Deux jours avant son décès, Jean Sinclair avait couvert une crise majeure entre la France et la Centrafrique : le 21 février, quatre légionnaires français opérant sous la bannière de la Minusca – la mission des Nations unies en Centrafrique mise sur pieds en 2014 – sont arrêtés par les forces de sécurité centrafricaines devant l’aéroport de Bangui. Les réactions sont vives. Le jour même, la Minusca publie un communiqué de presse condamnant l’arrestation des quatre miliaires, détachés pour la garde rapprochée du général Stéphane Marchenoir, chef d’état-major de la mission onusienne – ils seront finalement libérés le 24 février. Jean publie sur la page Facebook d’Anti-Infox RCA un article revenant sur les rumeurs d’une soi-disant tentative d’assassinat du président centrafricain – tentative ayant justifié, pour la primature, ces arrestations. Ce sera son dernier post sur la toile.

DES PRÉCÉDENTS SUSPECTS

Le 5 avril 2022, lors des funérailles de Jean Sinclair, non loin de son quartier de Benz-Vi, l’atmosphère était lourde. « C’est normal, commente un vieil ami de Jean devenu avocat. Chacun savait que la thèse de l’empoisonnement était la plus vraisemblable. Et personne n’a pu le dire et le crier sans prendre des risques mortels… » Au cours de l’année qui a précédé la mort de Jean Sinclair, deux autres décès mystérieux ont frappé la communauté des « fact-checkers » de Centrafrique. Le 25 juin 2021, Nadia Carine Fornel Poutou périssait avec ses trois enfants dans l’incendie de sa maison. Membre active de l’équipe de lutte contre la désinformation « StopATène », elle était la très respectée présidente des femmes juristes de RCA. Quelques mois plus tard, le 11 novembre 2021, la journaliste Salwa Salle, 31 ans, disparaissait, selon Oubangui Médias, à la « suite d’une courte maladie ». Ni enquête, ni autopsie, n’ont été diligentées pour ces deux décès.
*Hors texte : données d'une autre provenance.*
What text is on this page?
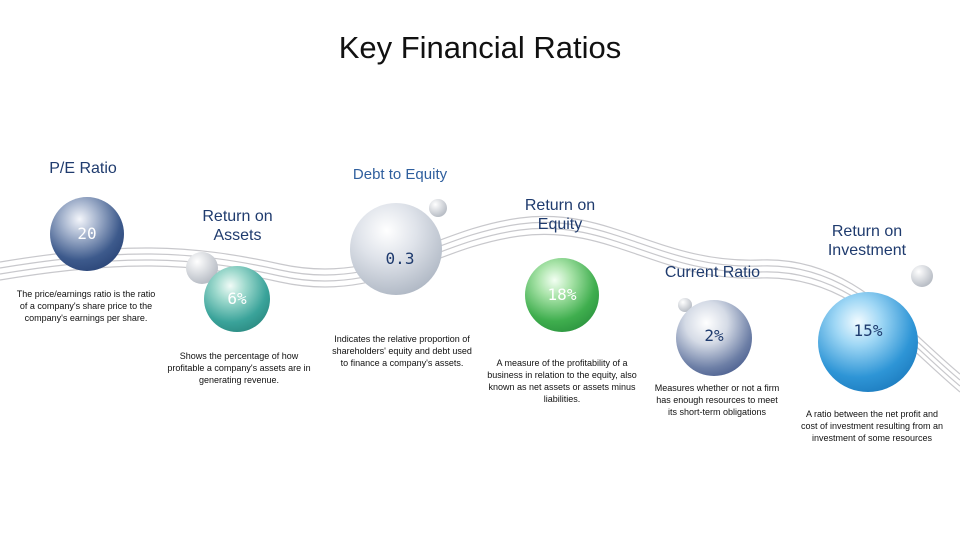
Key Financial Ratios
P/E Ratio
20
The price/earnings ratio is the ratio of a company's share price to the company's earnings per share.
Return on Assets
6%
Shows the percentage of how profitable a company's assets are in generating revenue.
Debt to Equity
0.3
Indicates the relative proportion of shareholders' equity and debt used to finance a company's assets.
Return on Equity
18%
A measure of the profitability of a business in relation to the equity, also known as net assets or assets minus liabilities.
Current Ratio
2%
Measures whether or not a firm has enough resources to meet its short-term obligations
Return on Investment
15%
A ratio between the net profit and cost of investment resulting from an investment of some resources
Interrogé au téléphone deux mois tout juste après la mort de son ami, un journaliste centrafricain confiait : « Il arrive que les autorités en Afrique acceptent de rendre le corps d’une victime à la condition ferme que vous vous engagiez par écrit à ne jamais pratiquer d’autopsie. » Ce genre de chantage avait déjà été révélée ailleurs en Afrique : en mars 2022, lors de la mort de Soumeylou Boubeye Maïga, l’ancien premier ministre malien, un membre de sa famille avait expliqué à RFI n’avoir pu accéder au corps du défunt qu’à la condition qu’elle s’engage à ne pas faire d’autopsie.

« La mort de Jean Sinclair, poursuit son ami proche, c’est sans aucun doute un assassinat. Mais les risques sont trop grands pour le dire et même s’autoriser à le penser ! Personnellement, je préfère continuer son combat plutôt que d’essayer de le venger ». Selon plusieurs sources, la Minusca s’est saisie de l’affaire et a ouvert une enquête. Sollicitée, la mission onusienne n’a pas souhaité commenter.

Oliver PIOT, grand reporter indépendant, spécialiste de l’Afrique et des questions kurdes au Moyen-Orient.